2. The method according to claim 1, wherein the obtaining robustness detection data of the target model based on the output result and a preset similarity threshold of the target model comprises:

if the similarity included in the output result is greater than the similarity threshold, recording first detection data, wherein the first detection data comprises at least one of the following items: error identification results, identification failure records, attack success records and first attack duration records;

if the output result comprises similarity not greater than the similarity threshold, recording second detection data, wherein the second detection data comprises at least one of the following items: identifying a success record, an attack failure record and a second attack duration record;

and taking the first detection data or the second detection data as robustness detection data corresponding to the current attack behavior.
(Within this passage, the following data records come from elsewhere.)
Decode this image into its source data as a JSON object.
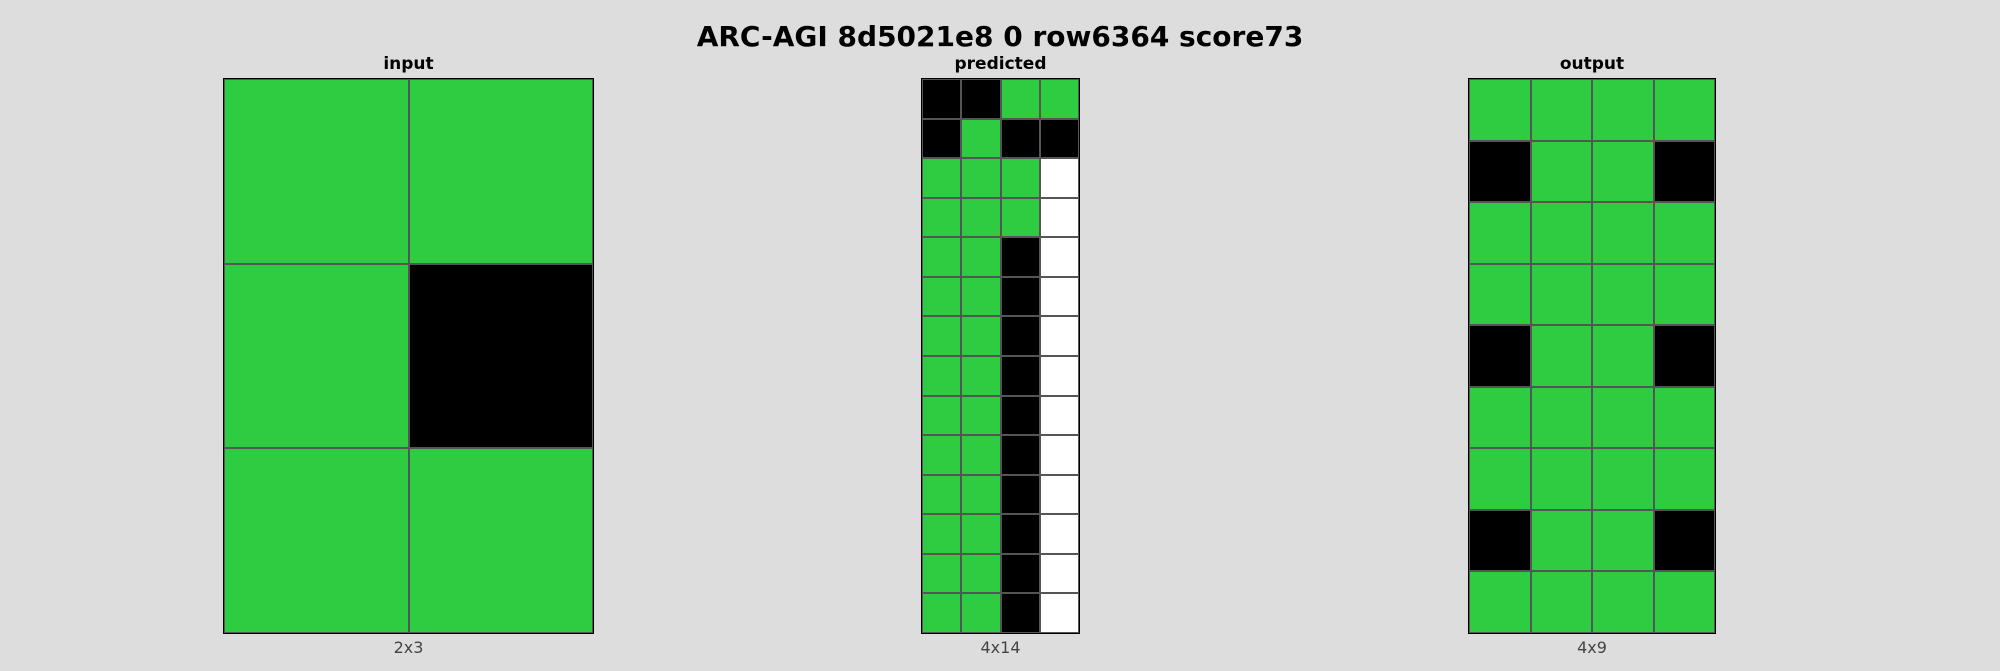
{
  "title": "ARC-AGI 8d5021e8 0 row6364 score73",
  "palette": {
    "0": "#000000",
    "3": "#2ECC40",
    "w": "#FFFFFF"
  },
  "panels": [
    {
      "label": "input",
      "dims": "2x3",
      "grid": [
        [
          3,
          3
        ],
        [
          3,
          0
        ],
        [
          3,
          3
        ]
      ]
    },
    {
      "label": "predicted",
      "dims": "4x14",
      "grid": [
        [
          0,
          0,
          3,
          3
        ],
        [
          0,
          3,
          0,
          0
        ],
        [
          3,
          3,
          3,
          "w"
        ],
        [
          3,
          3,
          3,
          "w"
        ],
        [
          3,
          3,
          0,
          "w"
        ],
        [
          3,
          3,
          0,
          "w"
        ],
        [
          3,
          3,
          0,
          "w"
        ],
        [
          3,
          3,
          0,
          "w"
        ],
        [
          3,
          3,
          0,
          "w"
        ],
        [
          3,
          3,
          0,
          "w"
        ],
        [
          3,
          3,
          0,
          "w"
        ],
        [
          3,
          3,
          0,
          "w"
        ],
        [
          3,
          3,
          0,
          "w"
        ],
        [
          3,
          3,
          0,
          "w"
        ]
      ]
    },
    {
      "label": "output",
      "dims": "4x9",
      "grid": [
        [
          3,
          3,
          3,
          3
        ],
        [
          0,
          3,
          3,
          0
        ],
        [
          3,
          3,
          3,
          3
        ],
        [
          3,
          3,
          3,
          3
        ],
        [
          0,
          3,
          3,
          0
        ],
        [
          3,
          3,
          3,
          3
        ],
        [
          3,
          3,
          3,
          3
        ],
        [
          0,
          3,
          3,
          0
        ],
        [
          3,
          3,
          3,
          3
        ]
      ]
    }
  ]
}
3. The method of claim 2, wherein determining the robust diagnostic result for the target model from the robust detection data comprises:

calculating a robustness index of the target model according to the first detection data corresponding to at least one attack behavior; the robustness index includes: identifying accuracy, attack success rate and/or attack success time information;

calculating a difficulty of attack coefficient of the target model according to the robustness index;

and carrying out data processing and visual display on a plurality of items in the first detection data, the second detection data, the robustness index and the attack difficulty coefficient to obtain a robustness diagnosis result.

4. The method of claim 1, further comprising:

acquiring first historical diagnosis data, wherein the first historical diagnosis data comprises robustness diagnosis data of a plurality of reference models, and the robustness diagnosis data of each reference model is obtained by adopting a robustness detection method of the model or diagnosis of a plurality of model robustness diagnosis tools; wherein the multiple reference models are models of the same type and different sources as the target model;

5. The method of claim 1, further comprising:

obtaining second historical diagnostic data, wherein the second historical diagnostic data comprises robustness diagnostic data of a plurality of model robustness diagnostic tools for diagnosing the target model;

6. The method of claim 1, further comprising:

and in a preset target range environment, performing simulation diagnosis on the target model based on the robustness detection method of the model to obtain a robustness diagnosis simulation result of the target model.
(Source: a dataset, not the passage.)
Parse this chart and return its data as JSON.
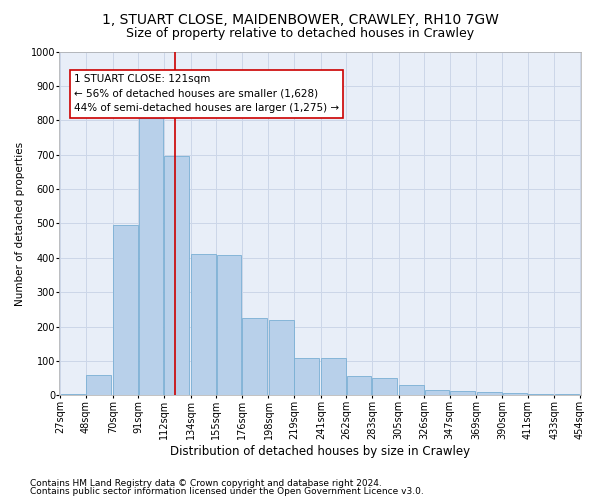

7. The method of claim 1, wherein obtaining the output of the target model comprises:

acquiring the computational logic of a target model;

searching a historical model matched with the computational logic of the target model from a preset historical diagnosis library;

and determining the output result of the target model according to the historical output result of the historical model.

8. The method of claim 1, further comprising:

responding to uploading operation of a user for custom diagnosis, acquiring a target model to be attacked and a target image set uploaded by the user, and acquiring an original sample image serving as an attack object and a countermeasure sample image attacking the original sample image from the target image set.
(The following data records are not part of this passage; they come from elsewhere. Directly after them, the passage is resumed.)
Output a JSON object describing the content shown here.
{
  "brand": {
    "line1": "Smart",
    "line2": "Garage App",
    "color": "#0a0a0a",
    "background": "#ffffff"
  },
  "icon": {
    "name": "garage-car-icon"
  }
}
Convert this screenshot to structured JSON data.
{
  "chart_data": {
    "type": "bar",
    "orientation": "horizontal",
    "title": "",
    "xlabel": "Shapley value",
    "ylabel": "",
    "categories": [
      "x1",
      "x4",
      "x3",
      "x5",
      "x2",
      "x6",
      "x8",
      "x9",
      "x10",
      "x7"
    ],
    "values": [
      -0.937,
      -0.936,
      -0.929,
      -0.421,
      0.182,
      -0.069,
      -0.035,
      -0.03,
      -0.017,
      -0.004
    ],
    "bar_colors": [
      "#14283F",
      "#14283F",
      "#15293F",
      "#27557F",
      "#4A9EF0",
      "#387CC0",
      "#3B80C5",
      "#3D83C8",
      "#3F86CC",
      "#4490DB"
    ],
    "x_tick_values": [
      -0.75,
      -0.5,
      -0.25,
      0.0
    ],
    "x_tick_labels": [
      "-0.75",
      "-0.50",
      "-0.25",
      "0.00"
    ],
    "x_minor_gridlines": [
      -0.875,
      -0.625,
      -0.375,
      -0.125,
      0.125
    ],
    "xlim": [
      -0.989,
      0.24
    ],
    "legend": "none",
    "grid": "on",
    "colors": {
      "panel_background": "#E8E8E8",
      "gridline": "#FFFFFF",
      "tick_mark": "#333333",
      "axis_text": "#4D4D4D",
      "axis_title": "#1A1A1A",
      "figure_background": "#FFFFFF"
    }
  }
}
9. An apparatus for detecting robustness of a model, comprising:

10. An electronic device, characterized in that the electronic device comprises:

a processor;

a memory for storing the processor-executable instructions;

the processor is used for reading the executable instructions from the memory and executing the instructions to realize the robustness detection method of the model of any one of the claims 1-8.

11. A computer-readable storage medium, characterized in that the storage medium stores a computer program for performing the method for robustness detection of a model according to any of the preceding claims 1-8.